Durant une seconde ensuite, on n’entendit rien d’autre que le bruit léger de nos souffles. A nous voir ainsi, muets et immobiles, il semblait que nous attendissions l’arrivée d’un être chargé de dissiper les ténèbres au sein desquelles nous étouffions. Et, tout à coup, je crus en effet qu’il entrait ! L’abbé enfin se levait. Une volonté contenue redressait son corps peureux. Il commença d’une voix sourde, bien que libérée déjà des incertitudes antérieures :
— Avant tout, monsieur, permettez-moi de relever une erreur que votre ignorance de nos règles suffit à excuser, mais qu’il importe de chasser de votre esprit. Si j’ai bien saisi le sens de vos dernières paroles, vous supposez que j’ai demandé à ma pénitente le nom de celui qui… avait pu jadis l’intéresser. C’est là une assertion gratuite. C’est aussi croire qu’un confesseur, digne de ce nom, s’intéresse à autre chose qu’au seul pénitent dont il reçoit les aveux. Au risque de vous surprendre, j’atteste devant Dieu que si votre fille avait été tentée de prononcer un nom, je lui aurais imposé silence. Au tribunal de la pénitence, chacun s’occupe de soi : la Providence s’avise du reste !…
Dès le début, je le répète, si les mots marquaient encore une certaine hésitation, l’accent, tour à tour âpre et mollissant, oscillait déjà entre la timidité qui s’efface et une ardeur profonde qui brise son lien. Mais à ce point, que dire de ce que nos yeux aperçurent ? Rejetant le masque, un homme nouveau, le véritable à coup sûr, venait de paraître. Plus de mièvreries, plus de douceurs : un front altier, des lèvres impérieuses, un regard dont le poids obligeait les nôtres à baisser, un ton de maître… C’était une transformation telle qu’on hésitait à en admettre la réalité, telle encore qu’il eût été impossible d’interrompre ou de ne pas écouter. On se demandait : « Est-ce toujours lui ? » On ne pouvait y croire, et déjà on savait qu’on devrait obéir.
Il poursuivit :
— Au risque de vous surprendre une seconde fois, j’atteste aussi que si l’idée de chercher à votre tour le nom de cet homme vous est venue, vous y renoncerez aujourd’hui, demain peut-être, d’ici peu à coup sûr… Ceci pour une raison bien simple, et qui, si elle ne vous touche aussitôt, l’emportera quelque jour et malgré vous. Si je vous en priais au nom de votre fille, dont je fus, c’est exact, le suprême confident, oseriez-vous me résister ? Hé bien ! je vais plus loin : assuré de remplacer ici une morte qui ne peut se défendre, et certain de rester l’exécutant fidèle de sa volonté, je vous intime l’ordre de laisser intact un mystère qui doit vous être sacré, comme la mémoire même de celle qui l’a gardé !

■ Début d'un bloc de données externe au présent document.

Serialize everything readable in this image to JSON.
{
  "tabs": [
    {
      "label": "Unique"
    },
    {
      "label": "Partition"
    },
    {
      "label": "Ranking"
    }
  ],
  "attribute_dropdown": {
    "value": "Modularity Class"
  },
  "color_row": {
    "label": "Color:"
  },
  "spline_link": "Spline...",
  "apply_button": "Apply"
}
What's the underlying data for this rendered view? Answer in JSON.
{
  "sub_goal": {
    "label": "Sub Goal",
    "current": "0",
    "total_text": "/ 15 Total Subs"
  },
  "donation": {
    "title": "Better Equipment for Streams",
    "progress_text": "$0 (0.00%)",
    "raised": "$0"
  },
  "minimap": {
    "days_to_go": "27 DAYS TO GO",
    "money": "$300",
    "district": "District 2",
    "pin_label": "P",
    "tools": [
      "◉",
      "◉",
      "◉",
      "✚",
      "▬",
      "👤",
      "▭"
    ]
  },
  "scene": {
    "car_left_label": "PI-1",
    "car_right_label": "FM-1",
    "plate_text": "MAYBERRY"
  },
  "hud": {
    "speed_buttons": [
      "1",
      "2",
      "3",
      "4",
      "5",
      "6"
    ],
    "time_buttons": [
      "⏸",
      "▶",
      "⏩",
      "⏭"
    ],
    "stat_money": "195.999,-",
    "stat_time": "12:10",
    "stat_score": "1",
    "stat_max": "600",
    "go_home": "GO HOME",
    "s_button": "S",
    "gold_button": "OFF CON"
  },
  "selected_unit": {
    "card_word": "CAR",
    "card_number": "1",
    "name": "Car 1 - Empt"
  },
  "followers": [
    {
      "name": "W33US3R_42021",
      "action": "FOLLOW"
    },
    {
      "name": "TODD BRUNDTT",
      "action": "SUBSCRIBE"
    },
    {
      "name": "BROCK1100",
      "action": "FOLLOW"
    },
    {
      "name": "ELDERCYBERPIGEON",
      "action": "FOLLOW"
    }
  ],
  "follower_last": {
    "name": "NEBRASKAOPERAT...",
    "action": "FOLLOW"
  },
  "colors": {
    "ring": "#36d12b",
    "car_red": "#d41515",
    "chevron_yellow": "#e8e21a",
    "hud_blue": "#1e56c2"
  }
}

Entamée dans le silence, l’injonction s’éteignit de même. Prononcées par un autre, je venais d’entendre précisément les raisons qui, auparavant et dans l’intime de mon être, m’avaient obligé à me taire. Mais avec quelle puissance elles avaient retenti ! Après cela, qu’ajouter ? M. Lormier, lui-même, devait avoir compris que la lueur à laquelle il tentait de raccrocher sa vie, allait s’éteindre et je le vis quitter sa place pour errer indécis, un long moment. Toutefois, de tels désirs ne meurent pas sans soubresauts.
— Ainsi, murmura-t-il enfin, il vous paraît naturel, monsieur l’abbé, que je sois devenu ce que je suis et que j’ignore, pour jamais, à qui je le dois ?
Il y eut dans la réponse le même accent d’autorité :
— Peu importe, monsieur, d’où vient la souffrance. Le plus souvent, celui qui la provoque est irresponsable et ne soupçonne pas ce qu’il a fait. Une seule chose compte : la souffrance en elle-même, et le mérite qu’elle nous acquiert.
Une dernière colère souleva M. Lormier contre la formule implacable.